Non parliamo di Noa, parliamo di noi. Perché un fatto ci spaventa così
Una ragazza olandese di diciassette anni è "andata" ed è stata lasciata andare. Un fatto che cambia la nostra idea di amore e di prendersi cura
Non voglio parlare del dibattito sull’eutanasia, nemmeno delle notizie false o non verificate. Di fronte al fatto in sé, sono bagatelle per un’altra volta. Non voglio parlare nemmeno di Noa, ma di noi. (Spoiler: siete liberi di passare al prossimo articolo). Voglio parlare di noi – della community in cui siamo tutti giornalisti, politici, o quantomeno abbiamo tutti un account su cui dire la nostra; ma credo che la prima plurale riguardi in questo caso chiunque – e di come ci siamo messi di fronte a un accadimento. Una ragazza olandese di diciassette anni, che sono stati un monte di dolore, si lascia morire nella (libera) coscienza che non ci sia altra uscita. Il punto non è se aiutata, e neppure medicalmente aiutata, per legge o contro legge. Il punto è, semplicemente, questo: è andata, ed è stata lasciata andare. Anche dai genitori, da chi le era in qualche forma vicino. E’ grossa. Una cosa grossa. I nostri vecchi dicevano in dialetto ‘l’è spèssa”, ha uno spessore poco maneggiabile. Era la parola per le sciagure, il più delle volte l’unica che sapevano dire. L’è spèssa è per ciò che non ha misura né rimedio.

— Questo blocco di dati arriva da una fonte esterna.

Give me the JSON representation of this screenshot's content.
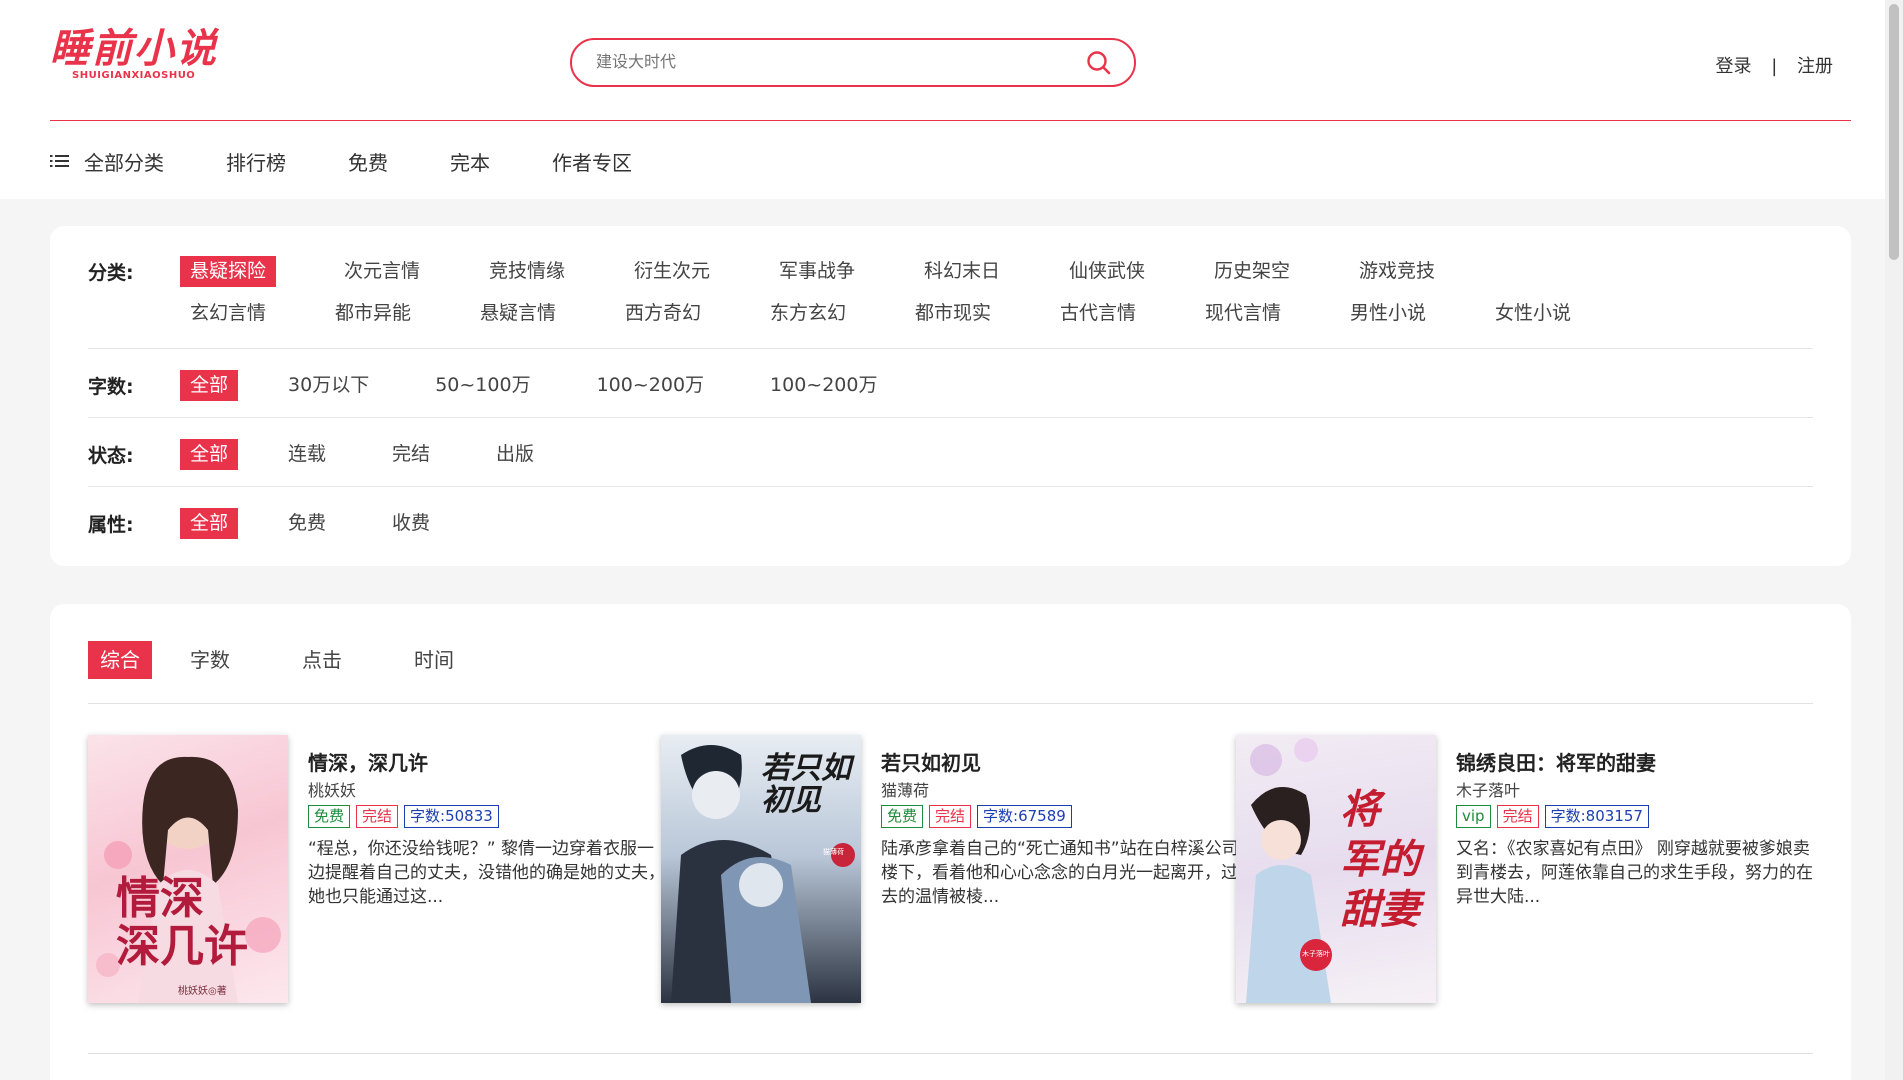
{
  "header": {
    "logo_cn": "睡前小说",
    "logo_en": "SHUIGIANXIAOSHUO",
    "search_placeholder": "建设大时代",
    "login": "登录",
    "separator": "|",
    "register": "注册"
  },
  "nav": {
    "all_categories": "全部分类",
    "items": [
      "排行榜",
      "免费",
      "完本",
      "作者专区"
    ]
  },
  "filters": {
    "category": {
      "label": "分类:",
      "options": [
        "悬疑探险",
        "次元言情",
        "竞技情缘",
        "衍生次元",
        "军事战争",
        "科幻末日",
        "仙侠武侠",
        "历史架空",
        "游戏竞技",
        "玄幻言情",
        "都市异能",
        "悬疑言情",
        "西方奇幻",
        "东方玄幻",
        "都市现实",
        "古代言情",
        "现代言情",
        "男性小说",
        "女性小说"
      ],
      "active": "悬疑探险"
    },
    "words": {
      "label": "字数:",
      "options": [
        "全部",
        "30万以下",
        "50~100万",
        "100~200万",
        "100~200万"
      ],
      "active": "全部"
    },
    "status": {
      "label": "状态:",
      "options": [
        "全部",
        "连载",
        "完结",
        "出版"
      ],
      "active": "全部"
    },
    "attribute": {
      "label": "属性:",
      "options": [
        "全部",
        "免费",
        "收费"
      ],
      "active": "全部"
    }
  },
  "sort": {
    "options": [
      "综合",
      "字数",
      "点击",
      "时间"
    ],
    "active": "综合"
  },
  "books": [
    {
      "title": "情深，深几许",
      "author": "桃妖妖",
      "tags": [
        {
          "text": "免费",
          "color": "green"
        },
        {
          "text": "完结",
          "color": "red"
        },
        {
          "text": "字数:50833",
          "color": "blue"
        }
      ],
      "desc": "“程总，你还没给钱呢？” 黎倩一边穿着衣服一边提醒着自己的丈夫，没错他的确是她的丈夫，她也只能通过这...",
      "cover_text": "情深\n深几许",
      "cover_author": "桃妖妖◎著"
    },
    {
      "title": "若只如初见",
      "author": "猫薄荷",
      "tags": [
        {
          "text": "免费",
          "color": "green"
        },
        {
          "text": "完结",
          "color": "red"
        },
        {
          "text": "字数:67589",
          "color": "blue"
        }
      ],
      "desc": "陆承彦拿着自己的“死亡通知书”站在白梓溪公司楼下，看着他和心心念念的白月光一起离开，过去的温情被棱...",
      "cover_text": "若只如\n初见",
      "cover_author": "猫薄荷"
    },
    {
      "title": "锦绣良田：将军的甜妻",
      "author": "木子落叶",
      "tags": [
        {
          "text": "vip",
          "color": "green"
        },
        {
          "text": "完结",
          "color": "red"
        },
        {
          "text": "字数:803157",
          "color": "blue"
        }
      ],
      "desc": "又名：《农家喜妃有点田》 刚穿越就要被爹娘卖到青楼去，阿莲依靠自己的求生手段，努力的在异世大陆...",
      "cover_text": "将\n军的\n甜妻",
      "cover_author": "木子落叶"
    }
  ],
  "colors": {
    "accent": "#e8334a",
    "tag_green": "#1e8c3a",
    "tag_blue": "#1c3fb0"
  }
}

Delle implicazioni di questa vicenda si può dibattere come si vuole, ma un’altra volta. La cosa che penso io, ma è venuta su a poco a poco, di fronte ai commenti e a come la prendevano i giornali, è soltanto che è grossa e non ci si può nascondere dietro a un dito, sperando che indichi la faccia più rassicurante della luna. Lasciarsi morire per un’impossibilità a vivere in cui nessuno ha saputo, potuto, voluto penetrare, unito al lasciare andare attonito o devastato, certo non giudicabile da nessuno, non è un “caso limite”. Uno di quelli su cui solitamente si puntellano opposte strategie morali o politiche. No, è un punto di non ritorno, un’ultima desolata Thule del perché, e come, si vive. Riguarda noi, personalmente e collettivamente. E il motivo (o la giustificazione: a volte serve trovare delle giustificazioni) per cui siamo al mondo, e nel mondo. Che ci stiamo con un’attitudine rapace o felice, corsara o gentile, non importa. Ma ci siamo.
Invece mi ha colpito questo: un atteggiamento difensivo, il dito che si sforza di parare il colpo della luna. Bipartisan, se volete. Da un lato coloro che, anche sbagliando all’inizio, ma anche poi emendandosi, tendono a riportare questo macigno che ci si para davanti agli occhi alla prospettiva del dibattito eutanasico. E’ anche il punto di angolazione di questo giornale, non privo di elementi. Dall’altra parte – e non è che mi sembri più grave, non è la questione: ma mi sembra molto più rivelatore – i tanti che hanno insistito sul punto “non è stata eutanasia” e sul punto della fake news. Faccende interessanti pure queste, ma hanno parlato soltanto di quello. Evidentemente (o almeno è parso rivelatore a me) perché queste persone hanno anche loro capito che quella cosa è troppo grossa. Il primo è stato Marco Cappato: credo abbia intuito che legare le sue battaglie a una cosa spèssa come questa, non era il caso. Così molti hanno provato a riportare, a loro volta, la faccenda su un terreno più conosciuto, consono: l’offensiva oscurantista delle fake news, o la libertà di scelta.
Ma è possibile, è decente? La morte di Noa è un fatto che segna il punto di non ritorno di una doxa sociale in cui l’autonomia inviolabile della persona, il suo safe space psicologico e clinico e giuridico è tale che la stessa parola amore da lei usata – la parola di relazione che ha costruito la nostra antropologia almeno da duemila anni – non è più valida. Si “lascia andare”. E con la parola svapora non tanto la nozione di vita indisponibile, altra bagatella per un altro dibattito, ma qualsiasi prendersi cura capace, o che abbia la pretesa, di entrare in contatto con l’altro. Si dovrebbe avere il coraggio di dire che è accaduta una cosa grossa, che non riguarda una ragazza piena di dolore, o gli olandesi, o i preti o Cappato. Riguarda come e perché viviamo, o persino scriviamo. Troppo grossa per parlar d’altro.